An exploration of the top 1000 books on goodreads.com to produce insights as to their qualities and produce some tools for recommending books.
We created 2 options, for you to explore.
- Website Here we present our findings in the clearest way and have some simple reccomendations tools for you to use.
- Command line tool: If you prefer to use the Terminal to access our findings you can clone the repo, and run it from your terminal.
To get started in the terminal enter.
python good_reads_main.py
You can then use the following options:
-v, --visualise TEXT Enter the name of the visulisation you would like to
see.
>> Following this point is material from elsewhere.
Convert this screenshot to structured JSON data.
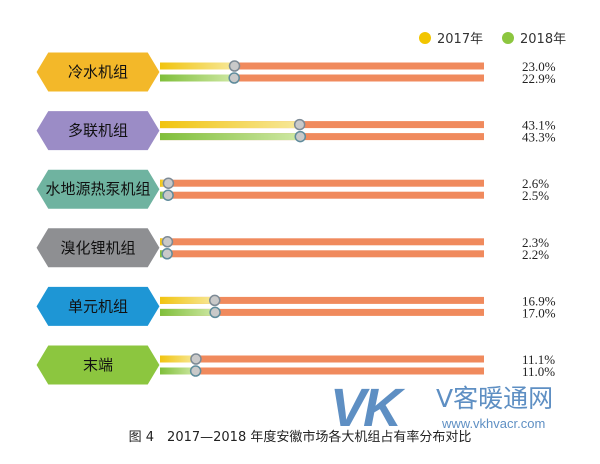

Possible Options
['ratings_per_year','awards_ratings', 'dis_norm_max_mi
n','dis_mean_norm_rating','minmax_and_mean_norm','num_
pages_vs_num_ratings','avg_rating_distribution',
'best_fit_distribution_for_avg_rating',
'awards_distribution','awards_boxplot']
-s, --stats TEXT Choose the stat representation you want to see from
the following options: ['bayes']
-a, --analysis TEXT Choose the analysis representation you want to see
from the following options: ['awards',
'original_publish_year']
-au, --author TEXT Enter the the name of an author in '' eg 'Jane Austen'
-r, --recommend TEXT Enter the last book you read and get a recommendation
for your next read.For book titles of more then 1 work
enter inside quotation marks. eg. 'Harry Potter'
--help Show this message and exit.
--help will display these options in your terminal.
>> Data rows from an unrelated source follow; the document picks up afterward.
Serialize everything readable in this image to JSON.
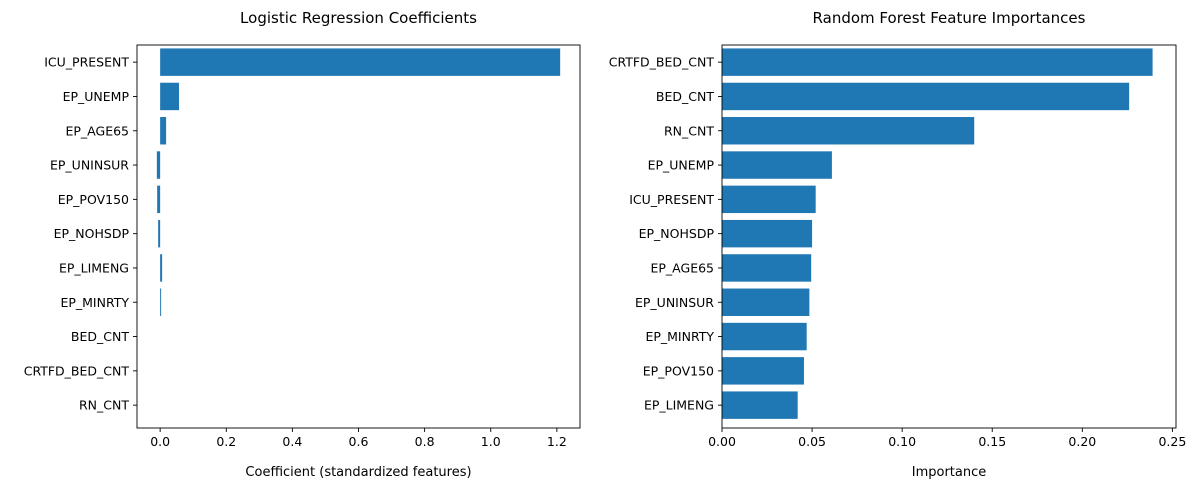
{
  "chart_data": [
    {
      "type": "bar",
      "orientation": "horizontal",
      "title": "Logistic Regression Coefficients",
      "xlabel": "Coefficient (standardized features)",
      "ylabel": "",
      "categories": [
        "ICU_PRESENT",
        "EP_UNEMP",
        "EP_AGE65",
        "EP_UNINSUR",
        "EP_POV150",
        "EP_NOHSDP",
        "EP_LIMENG",
        "EP_MINRTY",
        "BED_CNT",
        "CRTFD_BED_CNT",
        "RN_CNT"
      ],
      "values": [
        1.21,
        0.057,
        0.018,
        -0.01,
        -0.009,
        -0.006,
        0.006,
        0.003,
        0.0,
        0.0,
        0.0
      ],
      "xlim": [
        -0.07,
        1.27
      ],
      "xticks": [
        0.0,
        0.2,
        0.4,
        0.6,
        0.8,
        1.0,
        1.2
      ],
      "xtick_labels": [
        "0.0",
        "0.2",
        "0.4",
        "0.6",
        "0.8",
        "1.0",
        "1.2"
      ],
      "bar_color": "#1f77b4",
      "grid": false
    },
    {
      "type": "bar",
      "orientation": "horizontal",
      "title": "Random Forest Feature Importances",
      "xlabel": "Importance",
      "ylabel": "",
      "categories": [
        "CRTFD_BED_CNT",
        "BED_CNT",
        "RN_CNT",
        "EP_UNEMP",
        "ICU_PRESENT",
        "EP_NOHSDP",
        "EP_AGE65",
        "EP_UNINSUR",
        "EP_MINRTY",
        "EP_POV150",
        "EP_LIMENG"
      ],
      "values": [
        0.239,
        0.226,
        0.14,
        0.061,
        0.052,
        0.05,
        0.0495,
        0.0485,
        0.047,
        0.0455,
        0.042
      ],
      "xlim": [
        0.0,
        0.252
      ],
      "xticks": [
        0.0,
        0.05,
        0.1,
        0.15,
        0.2,
        0.25
      ],
      "xtick_labels": [
        "0.00",
        "0.05",
        "0.10",
        "0.15",
        "0.20",
        "0.25"
      ],
      "bar_color": "#1f77b4",
      "grid": false
    }
  ]
}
In order to gather the data we opted for a no code tool called Octoparse. The Octoparse files we used to do the scraping are in the scrape folder above. What was particularly useful was the ability to clean data with Octoparse as we scraped it. Then reduced the clean and processing work later on.
Within the good_reads_preprocesing.py file is the code we used to prepare the data. That we used mfor the analysis and visualization
We have prepared a website here which details our findings. You can also use clone the git and use the command line to view analysis and visualisations of the data.